Nestle India is gearing up for its upcoming quarterly earnings, and two leading research reports provide diverse perspectives on the company's future. A recent KR Chocksey report anticipates robust revenue growth and offers an 'accumulate' rating, while Institutional Research, in its brokerage report, suggests a 'reduce' rating with a detailed analysis of revenue, gross margins, and target price.
KR Chocksey projects a YoY revenue growth of 11.9% for Nestle India, despite a QoQ decline of -5.4%. The growth is underpinned by mid-to-high single-digit volume growth and pricing increases. The report also expects an improvement in EBITDA margin by 78 bps YoY, although a QoQ moderation of 42 bps is foreseen due to heightened Advertising & Promotion spending. Net profit is expected to surge by 21.0% YoY, but a -16.3% QoQ dip is predicted.

Key parameters include a trajectory of category-wise growth, town-wise performance, competitive intensity, pricing strategy, and insights into the Royalty agreement renewal in June 2024. The 'accumulate' rating comes with a 12-month target price of Rs 2,611 per share.
The report from KR Chocksey reflects broader challenges in the FMCG sector. Demand trends have remained stable but without a significant uptick on a QoQ basis. Despite the moderation of India's Consumer Price Index (CPI) from 7.44% in July 2023 to 5.55% in November 2023, a meaningful demand pickup is yet to be realized, especially in rural markets. October 2023 showed a slight uptick in sales due to festive stocking, but November 2023 faced pressure from higher inventory levels. The anticipation of a strong festive season in Q3FY24 is not expected to materialize favourably.

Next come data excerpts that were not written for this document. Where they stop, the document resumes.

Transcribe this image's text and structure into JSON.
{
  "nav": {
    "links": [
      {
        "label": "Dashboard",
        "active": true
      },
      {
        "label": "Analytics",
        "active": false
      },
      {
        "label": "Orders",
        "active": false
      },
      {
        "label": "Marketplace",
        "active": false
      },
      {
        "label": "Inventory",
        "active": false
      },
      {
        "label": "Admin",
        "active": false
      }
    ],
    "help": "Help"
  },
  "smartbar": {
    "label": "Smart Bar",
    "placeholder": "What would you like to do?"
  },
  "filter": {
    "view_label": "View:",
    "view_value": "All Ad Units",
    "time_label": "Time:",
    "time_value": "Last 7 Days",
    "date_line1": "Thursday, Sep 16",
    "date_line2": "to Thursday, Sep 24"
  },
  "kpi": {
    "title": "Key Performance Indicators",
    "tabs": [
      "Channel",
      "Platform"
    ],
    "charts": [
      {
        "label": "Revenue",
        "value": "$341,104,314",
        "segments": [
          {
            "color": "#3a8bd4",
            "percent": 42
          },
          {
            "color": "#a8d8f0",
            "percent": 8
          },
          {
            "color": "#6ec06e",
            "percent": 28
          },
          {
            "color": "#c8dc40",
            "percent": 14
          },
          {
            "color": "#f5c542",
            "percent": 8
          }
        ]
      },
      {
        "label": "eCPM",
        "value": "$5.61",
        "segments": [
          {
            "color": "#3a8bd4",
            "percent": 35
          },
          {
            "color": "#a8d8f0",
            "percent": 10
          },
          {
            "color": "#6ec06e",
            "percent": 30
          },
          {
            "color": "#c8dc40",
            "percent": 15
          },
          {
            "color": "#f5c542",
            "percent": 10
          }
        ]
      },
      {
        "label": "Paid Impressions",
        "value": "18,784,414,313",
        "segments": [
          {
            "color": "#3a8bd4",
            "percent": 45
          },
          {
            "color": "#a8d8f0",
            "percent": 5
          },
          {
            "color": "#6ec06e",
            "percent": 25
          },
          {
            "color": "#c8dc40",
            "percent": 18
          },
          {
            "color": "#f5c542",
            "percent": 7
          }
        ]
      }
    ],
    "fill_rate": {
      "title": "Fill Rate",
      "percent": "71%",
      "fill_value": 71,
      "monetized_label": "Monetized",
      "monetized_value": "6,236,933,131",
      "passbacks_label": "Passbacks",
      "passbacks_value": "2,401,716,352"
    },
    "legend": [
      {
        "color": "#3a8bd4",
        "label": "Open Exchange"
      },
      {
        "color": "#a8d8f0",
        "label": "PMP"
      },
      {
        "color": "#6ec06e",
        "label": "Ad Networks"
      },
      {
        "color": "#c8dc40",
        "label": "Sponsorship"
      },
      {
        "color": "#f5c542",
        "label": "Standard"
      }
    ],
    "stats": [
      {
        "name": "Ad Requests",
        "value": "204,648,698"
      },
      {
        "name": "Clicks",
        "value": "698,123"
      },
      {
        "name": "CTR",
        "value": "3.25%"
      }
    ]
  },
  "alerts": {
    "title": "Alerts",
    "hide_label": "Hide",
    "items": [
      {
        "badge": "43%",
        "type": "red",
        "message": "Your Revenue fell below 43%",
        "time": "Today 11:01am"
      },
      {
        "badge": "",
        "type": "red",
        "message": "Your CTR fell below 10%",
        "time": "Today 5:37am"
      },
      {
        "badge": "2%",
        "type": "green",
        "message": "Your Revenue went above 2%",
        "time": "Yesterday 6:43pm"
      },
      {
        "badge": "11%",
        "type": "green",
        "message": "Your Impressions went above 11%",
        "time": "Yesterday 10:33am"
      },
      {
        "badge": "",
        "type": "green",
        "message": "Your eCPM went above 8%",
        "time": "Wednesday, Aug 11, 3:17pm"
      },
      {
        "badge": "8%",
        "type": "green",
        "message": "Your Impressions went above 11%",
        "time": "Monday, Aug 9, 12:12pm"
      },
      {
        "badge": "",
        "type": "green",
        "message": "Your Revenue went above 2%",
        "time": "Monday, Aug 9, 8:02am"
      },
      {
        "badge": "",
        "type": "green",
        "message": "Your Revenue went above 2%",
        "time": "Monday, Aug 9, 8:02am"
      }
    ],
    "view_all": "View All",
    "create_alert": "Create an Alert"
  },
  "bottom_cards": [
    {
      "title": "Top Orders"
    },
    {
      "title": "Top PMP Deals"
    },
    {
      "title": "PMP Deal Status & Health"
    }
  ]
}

On the other side, Institutional Research models a 12% YoY revenue growth for Nestle India and highlights a four-year revenue CAGR of 11%. However, a 'reduce' rating is given, with a 12-month target price of Rs 2,100 per share. The report anticipates a decline in gross margins by 105bps YoY to 53.8% and projects EBITDA growth of 10% YoY, with an EBITDA margin of 22.9%.
Institutional Research echoes concerns about the slow demand pickup in the FMCG sector. The expectation for Q3FY24 suggests a 4/9% growth YoY/four-year CAGR in revenue, mirroring the trends seen in the preceding quarter. Recovery in rural markets remains below expectations, while urban demand remains steady. Despite the festive season, no significant cheer has been witnessed. The report looks toward a gradual recovery in CY2024, driven by moderating inflation, government spending, easing liquidity pressures, and consumer-friendly pricing across categories.
Nestle India recently set January 5 as the record date for its approved stock split at a ratio of 1:10. This strategic move is aimed at enhancing stock liquidity without impacting the overall value of shares. The company's second-quarter results showcased a notable 36% YoY increase in profits, reaching Rs 908 crore, while revenues grew by 9.6%, totalling Rs 5,036 crore.
Foreign Institutional Investors (FIIs) reduced their stake in Nestle from 12.38% in the June quarter to 12.1%, while Domestic Institutional Investors (DIIs) increased their ownership from 9.05% to 9.32% over the same period.
As of January 25, Nestle India's stock concluded at Rs 2,481 per share, marking a 1.3% decline. Year-to-date, the shares have depreciated by nearly 7%. Despite this, Nestle India has witnessed a substantial 29% surge in the last year and generated returns of approximately 43% over the past three years.
The 52-week trading range for Nestle India shares on the NSE is Rs 1,788 to Rs 2,769.30 per share.
As Nestle India prepares for its quarterly earnings, investors are faced with divergent perspectives from research reports. While KR Chocksey sees potential for growth and recommends accumulating shares, Institutional Research takes a cautious stance, suggesting a reduction in rating. The FMCG sector, as a whole, grapples with slow demand pickup, and market participants will be closely watching for cues on Nestle's strategy and performance in the coming months.